In the laboratory, infestation tests were carried out using artificial infection with six rape fungal pathogens (Alternaria brassicae, Botrytis cinerea, Phoma lingam, Pseudocercosporella herpotrichoides, Sclerotinia sclerotiorum and Verticillium longisporum). The infections were carried out on uninfested leaves, stalks and pods from field and greenhouse samples. The experiments on the cross-bred progeny took place over two years on the first generation (F1 generation) and in a third year on the progeny of the hybrids (the F2 generation).

Because of the close relationship between rape and the wild species, these plant species have many fungal pathogens in common. The aim here was to investigate to what extent the disease infestation of the parents differs from that of the hybrids. Since the hybrids combine the genomes of both parents, it is possible to calculate an expected value for the infestation of the hybrids. This involves taking the mean of the parental infestation. The results are based on a comparison between the expected value (parent average) and the infestation of the hybrid in question.

Results

F1 generation

A field trial was prepared with summer turnip rape and summer rape varieties in 2001. In 2002 they were joined by the hybrids produced by cross-breeding in the greenhouse.

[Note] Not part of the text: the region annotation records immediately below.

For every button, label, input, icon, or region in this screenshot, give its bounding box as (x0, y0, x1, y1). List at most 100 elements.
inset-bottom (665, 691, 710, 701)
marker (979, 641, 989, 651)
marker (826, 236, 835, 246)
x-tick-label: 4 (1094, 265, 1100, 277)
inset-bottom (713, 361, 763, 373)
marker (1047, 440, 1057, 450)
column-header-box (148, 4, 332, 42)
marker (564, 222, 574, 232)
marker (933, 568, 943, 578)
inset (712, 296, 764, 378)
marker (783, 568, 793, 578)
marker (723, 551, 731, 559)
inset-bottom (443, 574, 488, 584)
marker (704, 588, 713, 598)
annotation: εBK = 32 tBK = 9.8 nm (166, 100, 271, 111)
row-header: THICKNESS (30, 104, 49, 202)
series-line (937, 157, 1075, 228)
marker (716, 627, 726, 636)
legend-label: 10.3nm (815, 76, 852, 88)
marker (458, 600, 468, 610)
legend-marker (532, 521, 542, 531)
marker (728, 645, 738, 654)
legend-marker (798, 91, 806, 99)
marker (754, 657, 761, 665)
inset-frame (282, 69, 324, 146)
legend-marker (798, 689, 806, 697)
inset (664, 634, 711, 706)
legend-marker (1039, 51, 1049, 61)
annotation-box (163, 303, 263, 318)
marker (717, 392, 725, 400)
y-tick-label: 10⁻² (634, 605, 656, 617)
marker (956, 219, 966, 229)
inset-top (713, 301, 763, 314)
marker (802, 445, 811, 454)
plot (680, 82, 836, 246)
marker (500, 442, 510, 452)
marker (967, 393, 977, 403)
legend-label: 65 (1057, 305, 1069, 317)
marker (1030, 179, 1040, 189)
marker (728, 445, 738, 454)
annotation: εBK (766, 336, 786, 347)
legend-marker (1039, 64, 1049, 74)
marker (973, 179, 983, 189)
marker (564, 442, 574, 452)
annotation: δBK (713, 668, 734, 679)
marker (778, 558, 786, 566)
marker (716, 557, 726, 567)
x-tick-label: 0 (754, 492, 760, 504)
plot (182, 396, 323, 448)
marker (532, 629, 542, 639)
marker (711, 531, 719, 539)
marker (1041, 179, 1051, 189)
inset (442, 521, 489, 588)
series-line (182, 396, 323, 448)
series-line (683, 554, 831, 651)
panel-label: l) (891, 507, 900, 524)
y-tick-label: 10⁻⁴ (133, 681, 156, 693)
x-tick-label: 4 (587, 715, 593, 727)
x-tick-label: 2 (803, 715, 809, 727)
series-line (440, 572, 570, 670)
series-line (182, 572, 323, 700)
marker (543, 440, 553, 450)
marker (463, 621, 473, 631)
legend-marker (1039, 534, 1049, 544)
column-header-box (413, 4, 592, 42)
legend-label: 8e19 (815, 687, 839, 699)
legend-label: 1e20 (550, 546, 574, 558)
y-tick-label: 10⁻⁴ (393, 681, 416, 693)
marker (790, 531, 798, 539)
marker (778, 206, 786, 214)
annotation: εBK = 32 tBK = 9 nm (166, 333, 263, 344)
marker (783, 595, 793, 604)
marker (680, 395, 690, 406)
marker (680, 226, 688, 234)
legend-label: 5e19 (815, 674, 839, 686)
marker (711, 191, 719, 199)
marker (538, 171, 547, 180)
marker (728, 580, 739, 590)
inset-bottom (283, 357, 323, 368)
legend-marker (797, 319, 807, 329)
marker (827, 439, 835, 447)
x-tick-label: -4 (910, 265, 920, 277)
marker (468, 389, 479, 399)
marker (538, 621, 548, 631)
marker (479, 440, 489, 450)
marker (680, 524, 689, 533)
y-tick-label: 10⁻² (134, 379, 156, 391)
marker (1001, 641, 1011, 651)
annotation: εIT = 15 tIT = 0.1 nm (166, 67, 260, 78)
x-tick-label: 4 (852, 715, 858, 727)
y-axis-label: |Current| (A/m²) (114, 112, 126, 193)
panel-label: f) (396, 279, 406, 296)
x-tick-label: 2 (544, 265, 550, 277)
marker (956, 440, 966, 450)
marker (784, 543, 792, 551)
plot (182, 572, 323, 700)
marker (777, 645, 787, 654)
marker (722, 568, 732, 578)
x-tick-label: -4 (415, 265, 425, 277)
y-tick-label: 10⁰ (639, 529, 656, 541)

In 2002 and 2003 the F1 generation was tested. The tests showed that the pathogen infestation on all plant organs from greenhouse and field cultivation from both years was much lower than the expected value (infestation average) of the parent varieties (Diagram 1). This result could not be explained sufficiently by the parental resistance, so heterosis is suspected.

F2 generation

In the F2 generation the increased resistance weakened considerably. On some hybrids the pathogen infestation was actually higher than the parent average (Diagram 2).

Yield and germination tests showed that the F1 hybrids have shorter pods and formed fewer and smaller seeds than their parent plants. The germinability also fell. The loss of vigour was even more dramatic among the seeds of the F2 hybrids.